In April, when primroses paint the sweet plain,
And summer approaching rejoiceth the swain,
The yellow-haired laddie would oftentimes go
To wild and deep glens, where the hawthorn trees grow.

There, under the shade of an old sacred thorn,
With freedom he sung his loves evening and morn;
He sung with so fast and enchanting a sound
That silvans and fairies unseen danced around.

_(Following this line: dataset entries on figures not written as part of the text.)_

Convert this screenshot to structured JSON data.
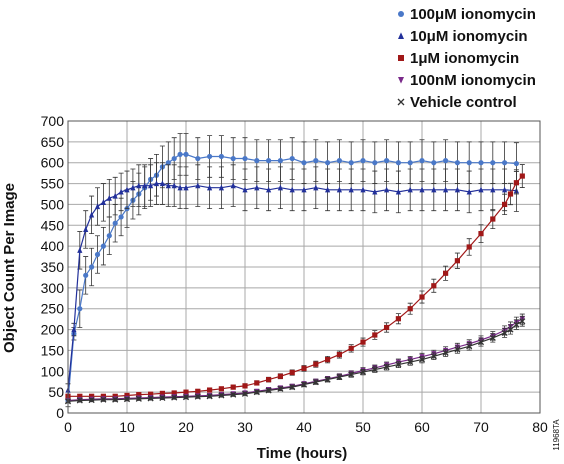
{
  "chart_data": {
    "type": "line",
    "xlabel": "Time (hours)",
    "ylabel": "Object Count Per Image",
    "xlim": [
      0,
      80
    ],
    "ylim": [
      0,
      700
    ],
    "xticks": [
      0,
      10,
      20,
      30,
      40,
      50,
      60,
      70,
      80
    ],
    "yticks": [
      0,
      50,
      100,
      150,
      200,
      250,
      300,
      350,
      400,
      450,
      500,
      550,
      600,
      650,
      700
    ],
    "grid": true,
    "legend_position": "top-right",
    "figure_id": "11968TA",
    "series": [
      {
        "name": "100μM ionomycin",
        "color": "#4a78c8",
        "marker": "circle",
        "points": [
          [
            0,
            30
          ],
          [
            1,
            190
          ],
          [
            2,
            250
          ],
          [
            3,
            330
          ],
          [
            4,
            350
          ],
          [
            5,
            380
          ],
          [
            6,
            400
          ],
          [
            7,
            425
          ],
          [
            8,
            455
          ],
          [
            9,
            470
          ],
          [
            10,
            490
          ],
          [
            11,
            510
          ],
          [
            12,
            525
          ],
          [
            13,
            540
          ],
          [
            14,
            560
          ],
          [
            15,
            570
          ],
          [
            16,
            590
          ],
          [
            17,
            600
          ],
          [
            18,
            610
          ],
          [
            19,
            620
          ],
          [
            20,
            620
          ],
          [
            22,
            610
          ],
          [
            24,
            615
          ],
          [
            26,
            615
          ],
          [
            28,
            610
          ],
          [
            30,
            610
          ],
          [
            32,
            605
          ],
          [
            34,
            605
          ],
          [
            36,
            605
          ],
          [
            38,
            610
          ],
          [
            40,
            600
          ],
          [
            42,
            605
          ],
          [
            44,
            600
          ],
          [
            46,
            605
          ],
          [
            48,
            600
          ],
          [
            50,
            605
          ],
          [
            52,
            600
          ],
          [
            54,
            605
          ],
          [
            56,
            600
          ],
          [
            58,
            600
          ],
          [
            60,
            605
          ],
          [
            62,
            600
          ],
          [
            64,
            605
          ],
          [
            66,
            600
          ],
          [
            68,
            600
          ],
          [
            70,
            600
          ],
          [
            72,
            600
          ],
          [
            74,
            600
          ],
          [
            76,
            598
          ]
        ]
      },
      {
        "name": "10μM ionomycin",
        "color": "#22309a",
        "marker": "triangle-up",
        "points": [
          [
            0,
            55
          ],
          [
            1,
            200
          ],
          [
            2,
            390
          ],
          [
            3,
            440
          ],
          [
            4,
            475
          ],
          [
            5,
            495
          ],
          [
            6,
            505
          ],
          [
            7,
            515
          ],
          [
            8,
            520
          ],
          [
            9,
            530
          ],
          [
            10,
            535
          ],
          [
            11,
            540
          ],
          [
            12,
            545
          ],
          [
            13,
            545
          ],
          [
            14,
            545
          ],
          [
            15,
            550
          ],
          [
            16,
            550
          ],
          [
            17,
            545
          ],
          [
            18,
            545
          ],
          [
            19,
            540
          ],
          [
            20,
            540
          ],
          [
            22,
            545
          ],
          [
            24,
            540
          ],
          [
            26,
            540
          ],
          [
            28,
            545
          ],
          [
            30,
            535
          ],
          [
            32,
            540
          ],
          [
            34,
            535
          ],
          [
            36,
            540
          ],
          [
            38,
            535
          ],
          [
            40,
            535
          ],
          [
            42,
            540
          ],
          [
            44,
            535
          ],
          [
            46,
            535
          ],
          [
            48,
            535
          ],
          [
            50,
            535
          ],
          [
            52,
            530
          ],
          [
            54,
            535
          ],
          [
            56,
            530
          ],
          [
            58,
            535
          ],
          [
            60,
            535
          ],
          [
            62,
            535
          ],
          [
            64,
            535
          ],
          [
            66,
            535
          ],
          [
            68,
            530
          ],
          [
            70,
            535
          ],
          [
            72,
            535
          ],
          [
            74,
            535
          ],
          [
            76,
            533
          ]
        ]
      },
      {
        "name": "1μM ionomycin",
        "color": "#a01818",
        "marker": "square",
        "points": [
          [
            0,
            40
          ],
          [
            2,
            40
          ],
          [
            4,
            40
          ],
          [
            6,
            40
          ],
          [
            8,
            40
          ],
          [
            10,
            42
          ],
          [
            12,
            44
          ],
          [
            14,
            45
          ],
          [
            16,
            47
          ],
          [
            18,
            48
          ],
          [
            20,
            50
          ],
          [
            22,
            52
          ],
          [
            24,
            55
          ],
          [
            26,
            58
          ],
          [
            28,
            62
          ],
          [
            30,
            65
          ],
          [
            32,
            72
          ],
          [
            34,
            80
          ],
          [
            36,
            88
          ],
          [
            38,
            97
          ],
          [
            40,
            107
          ],
          [
            42,
            117
          ],
          [
            44,
            128
          ],
          [
            46,
            140
          ],
          [
            48,
            155
          ],
          [
            50,
            170
          ],
          [
            52,
            187
          ],
          [
            54,
            205
          ],
          [
            56,
            226
          ],
          [
            58,
            250
          ],
          [
            60,
            278
          ],
          [
            62,
            305
          ],
          [
            64,
            335
          ],
          [
            66,
            365
          ],
          [
            68,
            398
          ],
          [
            70,
            430
          ],
          [
            72,
            465
          ],
          [
            74,
            500
          ],
          [
            75,
            525
          ],
          [
            76,
            552
          ],
          [
            77,
            568
          ]
        ]
      },
      {
        "name": "100nM ionomycin",
        "color": "#7a2a8a",
        "marker": "triangle-down",
        "points": [
          [
            0,
            30
          ],
          [
            2,
            32
          ],
          [
            4,
            33
          ],
          [
            6,
            34
          ],
          [
            8,
            34
          ],
          [
            10,
            35
          ],
          [
            12,
            36
          ],
          [
            14,
            37
          ],
          [
            16,
            38
          ],
          [
            18,
            39
          ],
          [
            20,
            40
          ],
          [
            22,
            41
          ],
          [
            24,
            42
          ],
          [
            26,
            44
          ],
          [
            28,
            46
          ],
          [
            30,
            48
          ],
          [
            32,
            52
          ],
          [
            34,
            56
          ],
          [
            36,
            60
          ],
          [
            38,
            64
          ],
          [
            40,
            70
          ],
          [
            42,
            76
          ],
          [
            44,
            82
          ],
          [
            46,
            88
          ],
          [
            48,
            95
          ],
          [
            50,
            102
          ],
          [
            52,
            108
          ],
          [
            54,
            115
          ],
          [
            56,
            122
          ],
          [
            58,
            128
          ],
          [
            60,
            135
          ],
          [
            62,
            142
          ],
          [
            64,
            150
          ],
          [
            66,
            158
          ],
          [
            68,
            166
          ],
          [
            70,
            175
          ],
          [
            72,
            185
          ],
          [
            74,
            198
          ],
          [
            75,
            207
          ],
          [
            76,
            218
          ],
          [
            77,
            225
          ]
        ]
      },
      {
        "name": "Vehicle control",
        "color": "#333333",
        "marker": "x",
        "points": [
          [
            0,
            28
          ],
          [
            2,
            30
          ],
          [
            4,
            31
          ],
          [
            6,
            32
          ],
          [
            8,
            32
          ],
          [
            10,
            33
          ],
          [
            12,
            34
          ],
          [
            14,
            35
          ],
          [
            16,
            36
          ],
          [
            18,
            37
          ],
          [
            20,
            38
          ],
          [
            22,
            39
          ],
          [
            24,
            40
          ],
          [
            26,
            42
          ],
          [
            28,
            44
          ],
          [
            30,
            46
          ],
          [
            32,
            50
          ],
          [
            34,
            54
          ],
          [
            36,
            58
          ],
          [
            38,
            62
          ],
          [
            40,
            68
          ],
          [
            42,
            74
          ],
          [
            44,
            80
          ],
          [
            46,
            86
          ],
          [
            48,
            92
          ],
          [
            50,
            98
          ],
          [
            52,
            104
          ],
          [
            54,
            110
          ],
          [
            56,
            116
          ],
          [
            58,
            122
          ],
          [
            60,
            128
          ],
          [
            62,
            136
          ],
          [
            64,
            144
          ],
          [
            66,
            152
          ],
          [
            68,
            160
          ],
          [
            70,
            170
          ],
          [
            72,
            180
          ],
          [
            74,
            192
          ],
          [
            75,
            200
          ],
          [
            76,
            212
          ],
          [
            77,
            220
          ]
        ]
      }
    ]
  }
}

The shepherd thus sang: Though young Mary be fair
Her beauty is dashed with a scornful proud air;
But Susie was handsome, and sweetly could sing,
Her breath like the breezes perfumed in the spring.

That Maddie, in all the gay bloom of her youth,
Like the moon was inconstant, and never spoke truth;
But Susie was faithful, good-humoured and free,
And fair as the goddess who sprung from the sea.

That mamma's fine daughter, with all her great dower,
Was awkwardly airy and frequently sour;
Then sighing he wishes, would parents agree,
That witty sweet Susie his mistress might be.